James Wilson stated that the people’s grant of power to government was “the important distinction so well understood in America, between a Constitution established by the people and unalterable by the government, and a law established by the government and alterable by the government.” Wilson, “Lectures on Law,” Wilson, ed., Works of Wilson, I, 417-18; The Federalist, No. 53.
James Madison stated that in the United States, “a constitution had become . . . a charter of power granted by liberty rather than, as in Europe, a charter of liberty granted by power.” Gordon Wood, The Creation of the American Republic: 1776-1787, 601 citing Madison, Phila. National Gazette, Jan. 19, 1792, Hunt, ed., Writings of Madison, VI, 83-85.

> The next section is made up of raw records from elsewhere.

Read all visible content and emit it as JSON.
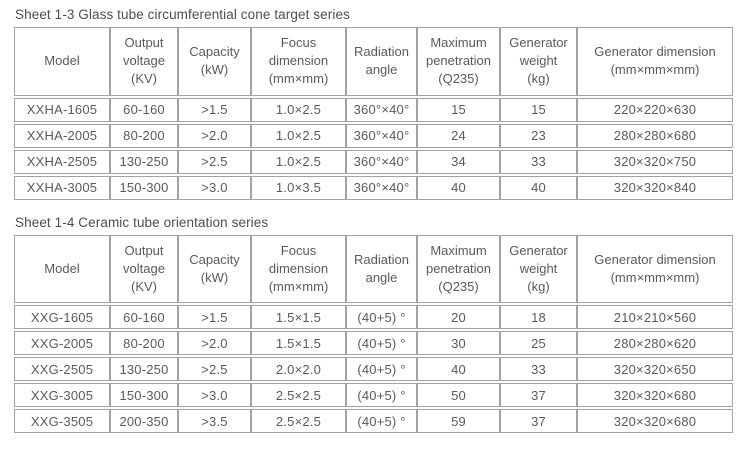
{
  "tables": [
    {
      "title": "Sheet 1-3 Glass tube circumferential cone target series",
      "headers": [
        "Model",
        "Output\nvoltage\n(KV)",
        "Capacity\n(kW)",
        "Focus\ndimension\n(mm×mm)",
        "Radiation\nangle",
        "Maximum\npenetration\n(Q235)",
        "Generator\nweight\n(kg)",
        "Generator dimension\n(mm×mm×mm)"
      ],
      "rows": [
        [
          "XXHA-1605",
          "60-160",
          ">1.5",
          "1.0×2.5",
          "360°×40°",
          "15",
          "15",
          "220×220×630"
        ],
        [
          "XXHA-2005",
          "80-200",
          ">2.0",
          "1.0×2.5",
          "360°×40°",
          "24",
          "23",
          "280×280×680"
        ],
        [
          "XXHA-2505",
          "130-250",
          ">2.5",
          "1.0×2.5",
          "360°×40°",
          "34",
          "33",
          "320×320×750"
        ],
        [
          "XXHA-3005",
          "150-300",
          ">3.0",
          "1.0×3.5",
          "360°×40°",
          "40",
          "40",
          "320×320×840"
        ]
      ]
    },
    {
      "title": "Sheet 1-4 Ceramic tube orientation series",
      "headers": [
        "Model",
        "Output\nvoltage\n(KV)",
        "Capacity\n(kW)",
        "Focus\ndimension\n(mm×mm)",
        "Radiation\nangle",
        "Maximum\npenetration\n(Q235)",
        "Generator\nweight\n(kg)",
        "Generator dimension\n(mm×mm×mm)"
      ],
      "rows": [
        [
          "XXG-1605",
          "60-160",
          ">1.5",
          "1.5×1.5",
          "(40+5) °",
          "20",
          "18",
          "210×210×560"
        ],
        [
          "XXG-2005",
          "80-200",
          ">2.0",
          "1.5×1.5",
          "(40+5) °",
          "30",
          "25",
          "280×280×620"
        ],
        [
          "XXG-2505",
          "130-250",
          ">2.5",
          "2.0×2.0",
          "(40+5) °",
          "40",
          "33",
          "320×320×650"
        ],
        [
          "XXG-3005",
          "150-300",
          ">3.0",
          "2.5×2.5",
          "(40+5) °",
          "50",
          "37",
          "320×320×680"
        ],
        [
          "XXG-3505",
          "200-350",
          ">3.5",
          "2.5×2.5",
          "(40+5) °",
          "59",
          "37",
          "320×320×680"
        ]
      ]
    }
  ],
  "colors": {
    "text": "#5a5a5c",
    "border": "#a2a2a2",
    "background": "#ffffff"
  }
}
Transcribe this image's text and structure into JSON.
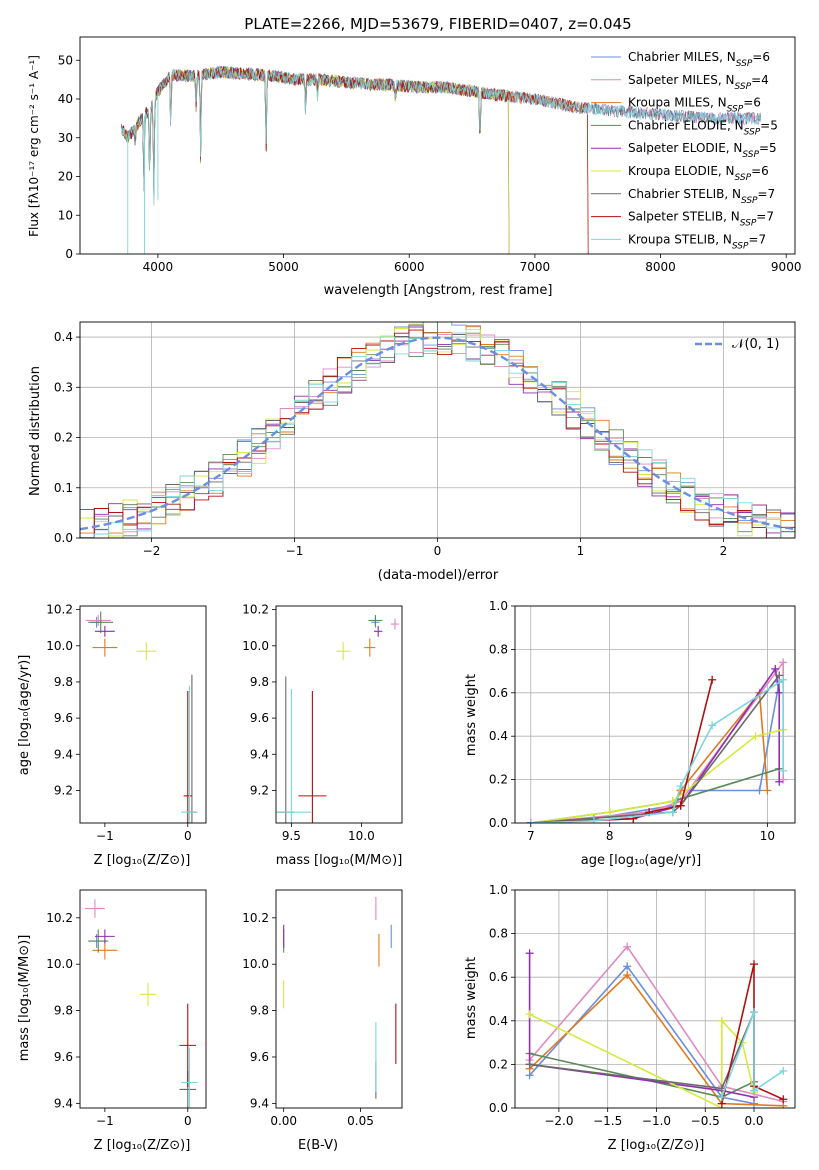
{
  "colors": [
    "#6b8ee0",
    "#e08ac0",
    "#e07a1e",
    "#5a8a5a",
    "#8e2fb0",
    "#d6ea3e",
    "#6a6a6a",
    "#b01010",
    "#7cd6dc"
  ],
  "chart_data": [
    {
      "id": "spectrum",
      "type": "line",
      "title": "PLATE=2266, MJD=53679, FIBERID=0407, z=0.045",
      "xlabel": "wavelength [Angstrom, rest frame]",
      "ylabel": "Flux [fλ10⁻¹⁷ erg cm⁻² s⁻¹ A⁻¹]",
      "xlim": [
        3380,
        9070
      ],
      "ylim": [
        0,
        56
      ],
      "xticks": [
        4000,
        5000,
        6000,
        7000,
        8000,
        9000
      ],
      "yticks": [
        0,
        10,
        20,
        30,
        40,
        50
      ],
      "grid": false,
      "legend_position": "top-right",
      "series": [
        {
          "name": "Chabrier MILES, N_SSP=6",
          "end_x": 8800
        },
        {
          "name": "Salpeter MILES, N_SSP=4",
          "end_x": 8800
        },
        {
          "name": "Kroupa MILES, N_SSP=6",
          "end_x": 7420
        },
        {
          "name": "Chabrier ELODIE, N_SSP=5",
          "end_x": 6790
        },
        {
          "name": "Salpeter ELODIE, N_SSP=5",
          "end_x": 6790
        },
        {
          "name": "Kroupa ELODIE, N_SSP=6",
          "end_x": 6790
        },
        {
          "name": "Chabrier STELIB, N_SSP=7",
          "end_x": 8800
        },
        {
          "name": "Salpeter STELIB, N_SSP=7",
          "end_x": 7420
        },
        {
          "name": "Kroupa STELIB, N_SSP=7",
          "end_x": 8800
        }
      ],
      "continuum": [
        [
          3700,
          33
        ],
        [
          3760,
          30
        ],
        [
          3850,
          34
        ],
        [
          3950,
          38
        ],
        [
          4000,
          42
        ],
        [
          4100,
          46
        ],
        [
          4300,
          46
        ],
        [
          4500,
          47
        ],
        [
          4700,
          46.5
        ],
        [
          4900,
          46
        ],
        [
          5100,
          45
        ],
        [
          5300,
          45
        ],
        [
          5600,
          44
        ],
        [
          5900,
          43.5
        ],
        [
          6100,
          43
        ],
        [
          6300,
          43
        ],
        [
          6500,
          42
        ],
        [
          6700,
          41
        ],
        [
          7000,
          40
        ],
        [
          7300,
          38
        ],
        [
          7600,
          37
        ],
        [
          8000,
          36
        ],
        [
          8400,
          35
        ],
        [
          8800,
          35
        ]
      ],
      "absorption_lines": [
        [
          3820,
          29
        ],
        [
          3889,
          16
        ],
        [
          3934,
          20
        ],
        [
          3968,
          14
        ],
        [
          4102,
          33
        ],
        [
          4304,
          38
        ],
        [
          4340,
          25
        ],
        [
          4861,
          27
        ],
        [
          5175,
          37
        ],
        [
          5270,
          41
        ],
        [
          5890,
          40
        ],
        [
          6563,
          29
        ]
      ]
    },
    {
      "id": "residuals",
      "type": "histogram",
      "xlabel": "(data-model)/error",
      "ylabel": "Normed distribution",
      "xlim": [
        -2.5,
        2.5
      ],
      "ylim": [
        0,
        0.43
      ],
      "xticks": [
        -2,
        -1,
        0,
        1,
        2
      ],
      "yticks": [
        0.0,
        0.1,
        0.2,
        0.3,
        0.4
      ],
      "grid": true,
      "bin_width": 0.1,
      "legend": [
        "𝒩(0, 1)"
      ],
      "legend_position": "top-right",
      "reference_curve": "normal(0, 1)"
    },
    {
      "id": "age-vs-Z",
      "type": "scatter",
      "xlabel": "Z [log₁₀(Z/Z⊙)]",
      "ylabel": "age  [log₁₀(age/yr)]",
      "xlim": [
        -1.3,
        0.22
      ],
      "ylim": [
        9.02,
        10.22
      ],
      "xticks": [
        -1,
        0
      ],
      "yticks": [
        9.2,
        9.4,
        9.6,
        9.8,
        10.0,
        10.2
      ],
      "grid": false,
      "points": [
        {
          "x": -1.1,
          "y": 10.13,
          "xerr": 0.07,
          "yerr": 0.03
        },
        {
          "x": -1.08,
          "y": 10.14,
          "xerr": 0.15,
          "yerr": 0.03
        },
        {
          "x": -1.0,
          "y": 9.99,
          "xerr": 0.15,
          "yerr": 0.05
        },
        {
          "x": -1.05,
          "y": 10.13,
          "xerr": 0.15,
          "yerr": 0.06
        },
        {
          "x": -1.0,
          "y": 10.08,
          "xerr": 0.12,
          "yerr": 0.03
        },
        {
          "x": -0.5,
          "y": 9.97,
          "xerr": 0.12,
          "yerr": 0.05
        },
        {
          "x": 0.05,
          "y": 9.08,
          "xerr": 0.05,
          "yerr": 0.76
        },
        {
          "x": 0.0,
          "y": 9.17,
          "xerr": 0.05,
          "yerr": 0.58
        },
        {
          "x": 0.02,
          "y": 9.08,
          "xerr": 0.1,
          "yerr": 0.7
        }
      ]
    },
    {
      "id": "age-vs-mass",
      "type": "scatter",
      "xlabel": "mass [log₁₀(M/M⊙)]",
      "ylabel": "",
      "xlim": [
        9.39,
        10.29
      ],
      "ylim": [
        9.02,
        10.22
      ],
      "xticks": [
        9.5,
        10.0
      ],
      "yticks": [
        9.2,
        9.4,
        9.6,
        9.8,
        10.0,
        10.2
      ],
      "grid": false,
      "points": [
        {
          "x": 10.1,
          "y": 10.13,
          "xerr": 0.03,
          "yerr": 0.03
        },
        {
          "x": 10.24,
          "y": 10.12,
          "xerr": 0.03,
          "yerr": 0.03
        },
        {
          "x": 10.06,
          "y": 9.99,
          "xerr": 0.04,
          "yerr": 0.05
        },
        {
          "x": 10.1,
          "y": 10.14,
          "xerr": 0.05,
          "yerr": 0.03
        },
        {
          "x": 10.12,
          "y": 10.08,
          "xerr": 0.03,
          "yerr": 0.03
        },
        {
          "x": 9.87,
          "y": 9.97,
          "xerr": 0.05,
          "yerr": 0.05
        },
        {
          "x": 9.46,
          "y": 9.08,
          "xerr": 0.06,
          "yerr": 0.75
        },
        {
          "x": 9.65,
          "y": 9.17,
          "xerr": 0.1,
          "yerr": 0.58
        },
        {
          "x": 9.5,
          "y": 9.08,
          "xerr": 0.14,
          "yerr": 0.68
        }
      ]
    },
    {
      "id": "sfh-age",
      "type": "line",
      "xlabel": "age  [log₁₀(age/yr)]",
      "ylabel": "mass weight",
      "xlim": [
        6.8,
        10.35
      ],
      "ylim": [
        0,
        1.0
      ],
      "xticks": [
        7,
        8,
        9,
        10
      ],
      "yticks": [
        0.0,
        0.2,
        0.4,
        0.6,
        0.8,
        1.0
      ],
      "grid": true,
      "series": [
        {
          "x": [
            7.0,
            7.8,
            8.8,
            8.9,
            9.9,
            10.15,
            10.15
          ],
          "y": [
            0.0,
            0.02,
            0.08,
            0.15,
            0.15,
            0.65,
            0.6
          ]
        },
        {
          "x": [
            7.0,
            8.5,
            8.9,
            10.2,
            10.2
          ],
          "y": [
            0.0,
            0.05,
            0.1,
            0.74,
            0.2
          ]
        },
        {
          "x": [
            7.0,
            8.8,
            8.9,
            9.9,
            10.0
          ],
          "y": [
            0.0,
            0.05,
            0.15,
            0.6,
            0.15
          ]
        },
        {
          "x": [
            7.0,
            8.0,
            8.8,
            10.15
          ],
          "y": [
            0.0,
            0.05,
            0.1,
            0.25
          ]
        },
        {
          "x": [
            7.0,
            8.3,
            8.9,
            10.1,
            10.15,
            10.15
          ],
          "y": [
            0.0,
            0.02,
            0.08,
            0.71,
            0.6,
            0.19
          ]
        },
        {
          "x": [
            7.0,
            8.0,
            8.8,
            9.85,
            10.2
          ],
          "y": [
            0.0,
            0.05,
            0.1,
            0.4,
            0.43
          ]
        },
        {
          "x": [
            7.0,
            8.8,
            8.9,
            10.15
          ],
          "y": [
            0.0,
            0.05,
            0.08,
            0.68
          ]
        },
        {
          "x": [
            7.0,
            8.3,
            8.5,
            8.9,
            9.3
          ],
          "y": [
            0.0,
            0.02,
            0.05,
            0.08,
            0.66
          ]
        },
        {
          "x": [
            7.0,
            7.8,
            8.8,
            8.9,
            9.3,
            10.2,
            10.2
          ],
          "y": [
            0.0,
            0.01,
            0.05,
            0.17,
            0.45,
            0.66,
            0.24
          ]
        }
      ]
    },
    {
      "id": "mass-vs-Z",
      "type": "scatter",
      "xlabel": "Z [log₁₀(Z/Z⊙)]",
      "ylabel": "mass [log₁₀(M/M⊙)]",
      "xlim": [
        -1.3,
        0.22
      ],
      "ylim": [
        9.38,
        10.32
      ],
      "xticks": [
        -1,
        0
      ],
      "yticks": [
        9.4,
        9.6,
        9.8,
        10.0,
        10.2
      ],
      "grid": false,
      "points": [
        {
          "x": -1.1,
          "y": 10.1,
          "xerr": 0.1,
          "yerr": 0.03
        },
        {
          "x": -1.12,
          "y": 10.24,
          "xerr": 0.12,
          "yerr": 0.04
        },
        {
          "x": -1.0,
          "y": 10.06,
          "xerr": 0.15,
          "yerr": 0.04
        },
        {
          "x": -1.08,
          "y": 10.1,
          "xerr": 0.12,
          "yerr": 0.05
        },
        {
          "x": -1.0,
          "y": 10.12,
          "xerr": 0.12,
          "yerr": 0.03
        },
        {
          "x": -0.48,
          "y": 9.87,
          "xerr": 0.1,
          "yerr": 0.05
        },
        {
          "x": 0.0,
          "y": 9.46,
          "xerr": 0.1,
          "yerr": 0.08
        },
        {
          "x": 0.0,
          "y": 9.65,
          "xerr": 0.1,
          "yerr": 0.18
        },
        {
          "x": 0.02,
          "y": 9.49,
          "xerr": 0.1,
          "yerr": 0.15
        }
      ]
    },
    {
      "id": "mass-vs-EBV",
      "type": "scatter",
      "xlabel": "E(B-V)",
      "ylabel": "",
      "xlim": [
        -0.005,
        0.077
      ],
      "ylim": [
        9.38,
        10.32
      ],
      "xticks": [
        0.0,
        0.05
      ],
      "xtick_labels": [
        "0.00",
        "0.05"
      ],
      "yticks": [
        9.4,
        9.6,
        9.8,
        10.0,
        10.2
      ],
      "grid": false,
      "points": [
        {
          "x": 0.07,
          "y": 10.12,
          "xerr": 0.0,
          "yerr": 0.05
        },
        {
          "x": 0.06,
          "y": 10.24,
          "xerr": 0.0,
          "yerr": 0.05
        },
        {
          "x": 0.062,
          "y": 10.06,
          "xerr": 0.0,
          "yerr": 0.07
        },
        {
          "x": 0.0,
          "y": 10.1,
          "xerr": 0.0,
          "yerr": 0.05
        },
        {
          "x": 0.0,
          "y": 10.12,
          "xerr": 0.0,
          "yerr": 0.05
        },
        {
          "x": 0.0,
          "y": 9.87,
          "xerr": 0.0,
          "yerr": 0.06
        },
        {
          "x": 0.06,
          "y": 9.5,
          "xerr": 0.0,
          "yerr": 0.08
        },
        {
          "x": 0.073,
          "y": 9.7,
          "xerr": 0.0,
          "yerr": 0.13
        },
        {
          "x": 0.06,
          "y": 9.6,
          "xerr": 0.0,
          "yerr": 0.15
        }
      ]
    },
    {
      "id": "sfh-Z",
      "type": "line",
      "xlabel": "Z [log₁₀(Z/Z⊙)]",
      "ylabel": "mass weight",
      "xlim": [
        -2.45,
        0.42
      ],
      "ylim": [
        0,
        1.0
      ],
      "xticks": [
        -2.0,
        -1.5,
        -1.0,
        -0.5,
        0.0
      ],
      "yticks": [
        0.0,
        0.2,
        0.4,
        0.6,
        0.8,
        1.0
      ],
      "grid": true,
      "series": [
        {
          "x": [
            -2.3,
            -1.3,
            -0.33,
            0.0
          ],
          "y": [
            0.15,
            0.65,
            0.05,
            0.02
          ]
        },
        {
          "x": [
            -2.3,
            -1.3,
            -0.33,
            0.3
          ],
          "y": [
            0.22,
            0.74,
            0.1,
            0.03
          ]
        },
        {
          "x": [
            -2.3,
            -1.3,
            -0.33,
            0.3
          ],
          "y": [
            0.18,
            0.61,
            0.02,
            0.01
          ]
        },
        {
          "x": [
            -2.3,
            -0.33,
            0.0
          ],
          "y": [
            0.25,
            0.05,
            0.12
          ]
        },
        {
          "x": [
            -2.3,
            -2.3,
            -0.33,
            0.0
          ],
          "y": [
            0.71,
            0.2,
            0.08,
            0.05
          ]
        },
        {
          "x": [
            -2.3,
            -0.33,
            -0.33,
            -0.12,
            0.0
          ],
          "y": [
            0.43,
            0.0,
            0.4,
            0.3,
            0.07
          ]
        },
        {
          "x": [
            -2.3,
            -0.33,
            0.0,
            0.0
          ],
          "y": [
            0.2,
            0.09,
            0.44,
            0.08
          ]
        },
        {
          "x": [
            -0.33,
            0.0,
            0.0,
            0.3
          ],
          "y": [
            0.02,
            0.66,
            0.1,
            0.04
          ]
        },
        {
          "x": [
            -0.33,
            0.0,
            0.0,
            0.3
          ],
          "y": [
            0.05,
            0.44,
            0.08,
            0.17
          ]
        }
      ]
    }
  ]
}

Thomas Paine explained that Magna Carta and the English Bill of Rights were not constitutions, by this definition, but rather “they did not create and give powers to Government in the manner a constitution does.” Paine, Rights of Man, Foner, ed., Writings of Paine, I, 382-88, 379.
Nathaniel Chipman observed that: “Writers on government have been anxious on the part of the people to discover a consideration given for the right of protection . . . . While government was supposed to depend on a compact, not between the individuals of a people, but between the people and the rulers, this was a point of great consequence.” Chipman, Principles of Government, 110-11. In America, the compact was only among the people of the country, not between the people and the rulers, as was conventionally conceived.
In short, “the rulers had become the ruled and the ruled the rulers.” Gordon Wood, The Creation of the American Republic: 1776-1787, 602. This rethinking of the social compact that had come to be so pervasive in governing was a groundbreaking revelation. No longer would Americans agree on an individual basis with the government that so long as the government acted properly, the individual would permit the government to continue. Instead, Americans agreed amongst themselves that the government would continue.
This inevitably created a camaraderie amongst Americans. No longer would a government pass for dividing up the country, hoping to preclude any collective action in revolt. Rather, Americans, as a whole, would raise questions about government. Most of all, Americans were empowering themselves, always ensuring that if the government was no longer desirable, they would take it back.